Three French students at Sheffield decided to test how consistent the marking was. They sent off three almost identical translations for marking and three different grades were returned. The highest got 76 per cent (a strong first), while the lowest got 53 per cent (a low 2.2). The other received 60 per cent (a 2.1). Although it was hardly a scientific study, it confirmed the fears of non-scientists.

Practically every arts student has submitted an essay that they felt got an undeserved grade. Recently, I handed in an essay that I modestly thought was a work of staggering genius, which received a 2.1. The next one, which I thought was 3,000 words of gibberish, got a first. Yo-yo marking is an everyday hazard for those who are studying essay-based subjects.

The nature of these subjects means that marking is subjective. Each department has its hawks and doves when it comes to marking. One lecturer told me that the disagreements stemmed not from how high to go with the good ones, but how much of a kicking they could give the bad ones. A collective groan went up in one of my classes when it emerged that a particular professor with a penchant for miserly marking would be moderating our dissertations.

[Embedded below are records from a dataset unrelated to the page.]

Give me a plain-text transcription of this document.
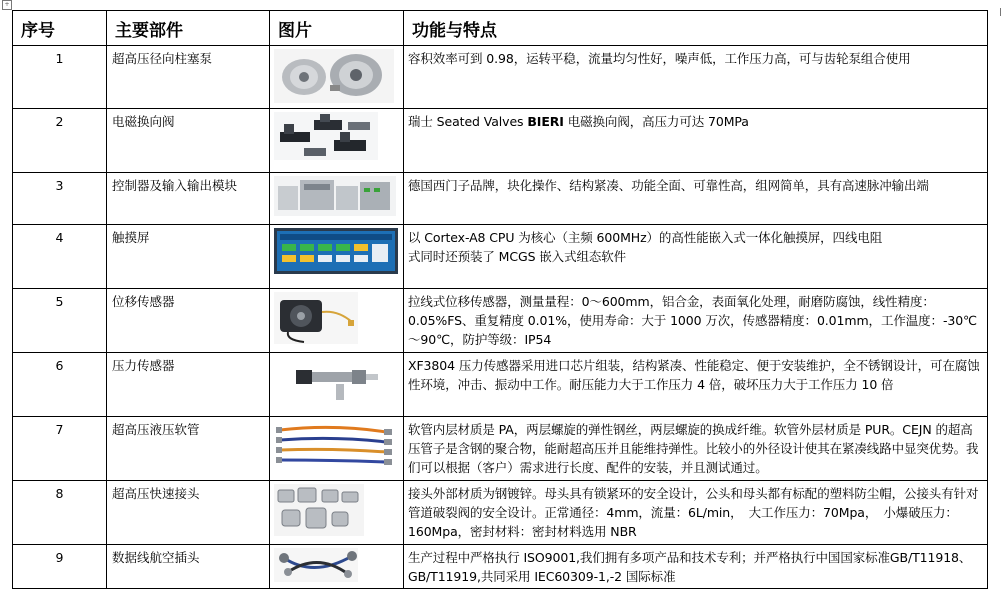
+
序号	主要部件	图片	功能与特点
1	超高压径向柱塞泵		容积效率可到 0.98，运转平稳，流量均匀性好，噪声低，工作压力高，可与齿轮泵组合使用
2	电磁换向阀		瑞士 Seated Valves BIERI 电磁换向阀，高压力可达 70MPa
3	控制器及输入输出模块		德国西门子品牌，块化操作、结构紧凑、功能全面、可靠性高，组网简单，具有高速脉冲输出端
4	触摸屏		以 Cortex-A8 CPU 为核心（主频 600MHz）的高性能嵌入式一体化触摸屏，四线电阻
式同时还预装了 MCGS 嵌入式组态软件

5	位移传感器		拉线式位移传感器，测量量程：0～600mm，铝合金，表面氧化处理，耐磨防腐蚀，线性精度：0.05%FS、重复精度 0.01%，使用寿命：大于 1000 万次，传感器精度：0.01mm，工作温度：-30℃～90℃，防护等级：IP54
6	压力传感器		XF3804 压力传感器采用进口芯片组装，结构紧凑、性能稳定、便于安装维护，全不锈钢设计，可在腐蚀性环境，冲击、振动中工作。耐压能力大于工作压力 4 倍，破坏压力大于工作压力 10 倍
7	超高压液压软管		软管内层材质是 PA，两层螺旋的弹性钢丝，两层螺旋的换成纤维。软管外层材质是 PUR。CEJN 的超高压管子是含钢的聚合物，能耐超高压并且能维持弹性。比较小的外径设计使其在紧凑线路中显突优势。我们可以根据（客户）需求进行长度、配件的安装，并且测试通过。
8	超高压快速接头		接头外部材质为钢镀锌。母头具有锁紧环的安全设计，公头和母头都有标配的塑料防尘帽，公接头有针对管道破裂阀的安全设计。正常通径：4mm，流量：6L/min，　大工作压力：70Mpa，　小爆破压力：160Mpa，密封材料：密封材料选用 NBR
9	数据线航空插头		生产过程中严格执行 ISO9001,我们拥有多项产品和技术专利；并严格执行中国国家标准GB/T11918、GB/T11919,共同采用 IEC60309-1,-2 国际标准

Small variances in marking can make a big difference. Last year 48 per cent of undergraduates got a 2.1. An upper-second has stopped being a mark of intelligence and has instead become a mark of adequacy. A first is one of the few ways to make your CV stand out. But a single dodgy mark can torpedo your chance of getting one, leaving you on the 2.1 heap with nearly half of all other graduates.

This academic logjam creates a problem for students and employers. There is a big difference between someone who gets 69.4 per cent and just misses out on a First and someone who scrapes into the class with 60.1 per cent. The upper-second classification is easy to get into, but hard to get out of. Good students who fall short and bad students who fluke their way in are lumped together into one classification, as both have 2.1 written on their CV.

For those worried about grade inflation, getting a first is still reassuringly tricky. But the main battle is to understand how they are awarded. I asked a professor to explain the methodology andhe admitted that he was probably one of only a few faculty members who knew exactly – but he couldn't really explain it to me. If my professors are unsure of what constitutes a first, how am I supposed to get one? Then again, if I'm this confused by a weighted average, I probably don't deserve one.